Accelerating Biological Discovery by Enabling Genomic Resources in Deep Phenotyping on Automated Platforms (DRAFT)

AI Pilot Project: Pacific Northwest National Laboratory

  • Principal Investigator: Jaydeep Bardhan (PNNL)
  • Co-Investigators: Kjiersten Fagnan (Lawrence Berkeley National Laboratory)
  • Scope/Objectives: Develop AI agent technologies and autonomous workflows to leverage the BER Data Lakehouse, integrating automated high-throughput experimental data
  • Potential Impact and Interface with the American Science Cloud (AmSC) and Transformational AI Models Consortium (ModCon): Develop AI models as Model Team and connect with AmSC through BER Data Lakehouse

Summary

The team will develop emerging artificial intelligence (AI) agent technologies and autonomous workflows to leverage the Biological and Environmental Research (BER) program’s Data Lakehouse (DLH) ecosystem in integrating automated high-content, deep-phenotyping experimental capabilities (mass-spectrometry proteomics and metabolomics, and high-throughput imaging), ultimately creating a unified framework that can effectively interpret complex biological responses when used at scale with automated laboratory platforms. This pilot-scale effort will focus on the soil bacterium Pseudomonas putida as a model organism because of its metabolic versatility, bioeconomic potential, and relevance to the extraction and recovery of critical minerals and materials (CMMs). Because of the availability of existing data, P. putida is an ideal use case to advance AI agents and agentic workflows, which have become essential for deciphering and optimizing the complex multiscale interactions between the genome, molecular function, physiology, and macroscale phenome of biological systems. Using critical challenges in understanding and optimizing biological mechanisms for CMM extraction and production as a driver, the project aims to bridge the gap between extensive genomic data availability and persistent challenges in translating genetic information into functional understanding across varying environmental conditions. The project’s short-term goal is to integrate deep phenotyping data into cohesive predictive models, leveraging the data resources to be included in the DLH to support autonomously analyzing multiomics data, developing metabolic models, and designing experiments, ultimately accelerating the optimization of CMM extraction processes. Success will yield significant advancements toward autonomous scientific discovery by bridging the gap between high-dimensional biological data and actionable insights for biodesign, thereby enhancing supply chain security and resilience for CMMs.

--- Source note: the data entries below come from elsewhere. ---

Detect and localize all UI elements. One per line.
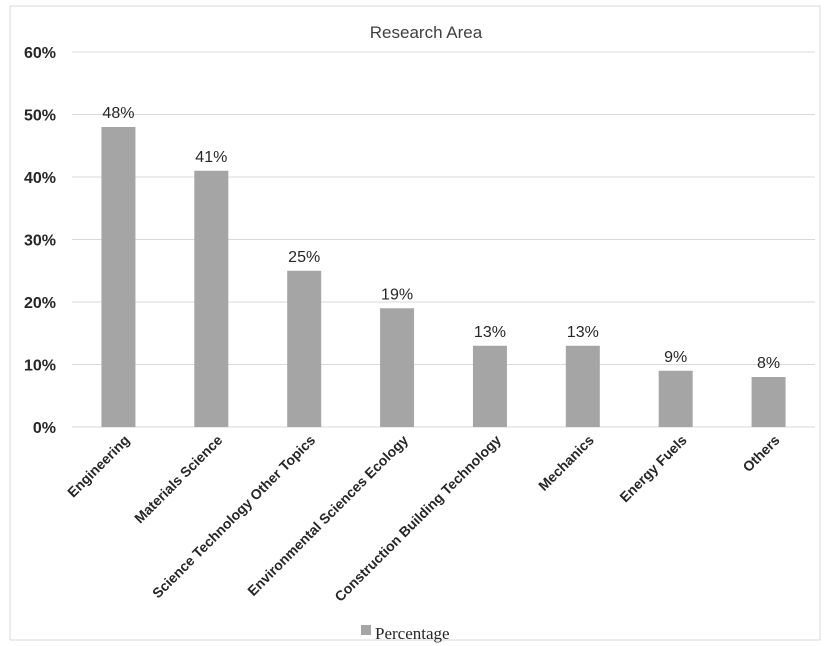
bar [472,345,507,427]
bar [287,270,322,427]
y-tick-label: 60% [24,45,56,62]
y-tick-label: 30% [24,233,56,250]
legend-label: Percentage [375,624,450,643]
data-label: 9% [664,349,687,366]
chart-frame [9,5,821,641]
data-label: 13% [474,324,506,341]
legend: Percentage [361,624,450,643]
y-tick-label: 20% [24,295,56,312]
data-label: 13% [567,324,599,341]
bars [101,127,786,427]
bar [101,127,136,427]
data-label: 48% [102,105,134,122]
y-tick-label: 0% [33,420,56,437]
y-tick-label: 10% [24,358,56,375]
chart-title: Research Area [370,23,483,42]
legend-swatch [361,625,371,635]
data-label: 8% [757,355,780,372]
bar [565,345,600,427]
bar [751,377,786,427]
y-axis-tick-labels: 0% 10% 20% 30% 40% 50% 60% [24,45,56,437]
data-labels: 48% 41% 25% 19% 13% 13% 9% 8% [102,105,780,372]
y-tick-label: 40% [24,170,56,187]
bar [380,308,415,427]
y-tick-label: 50% [24,108,56,125]
bar [194,170,229,427]
data-label: 41% [195,149,227,166]
data-label: 25% [288,249,320,266]
bar [658,370,693,427]
data-label: 19% [381,286,413,303]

The long-term vision is for BER to transform the U.S. bioeconomy by leveraging AI to integrate the capabilities of world-leading Office of Science user facilities across multiple programs [e.g., BER data resources and facilities, Basic Energy Sciences (BES) light sources, and Advanced Scientific Computing Research (ASCR) Exascale computing resources]. Collectively, these resources represent a suite of capabilities well beyond the medium-term reach of any industry. The team’s long-term strategy is to leverage autonomous collaboration between AI agents to solve rate-limiting problems in design–build–test–learn (DBTL) cycles. Here, the project focuses on the strategic opportunity of automating the analysis of high-content, deep-phenotyping data, enabling comprehensive integration with predictive models and experimental design. The value of these modalities, especially combined with lab automation, have been proven in segments of the life sciences industry, but not yet realized in the emerging bioeconomy. Thus, this project aims to establish (1) how genomic-based research benefits from deep phenotyping capabilities and multi-institutional autonomous scientific workflows for a bioeconomy use case, conducted on a unified data ecosystem, and (2) how agentic-AI capabilities can create network effects (advantages of scale) on the larger BER (and Office of Science) networks of experimental and data resources. The project’s multidisciplinary, multi-institutional team includes computing and data leadership from both the Environmental Molecular Sciences Laboratory (EMSL; PI: Computing, Analytics, and Modeling lead Jaydeep Bardhan) and Joint Genome Institute (JGI; Chief Informatics Officer Kjiersten Fagnan), AI experts with deep domain expertise in mass spectrometry omics, image analytics, and systems biology (Thrust leads: Aivett Bilbao and Song Feng), domain experts, and senior system architects (Thrust lead: Ravi Ravichandran) with experience in enterprise-scale data transformations and the deployment of AI capabilities.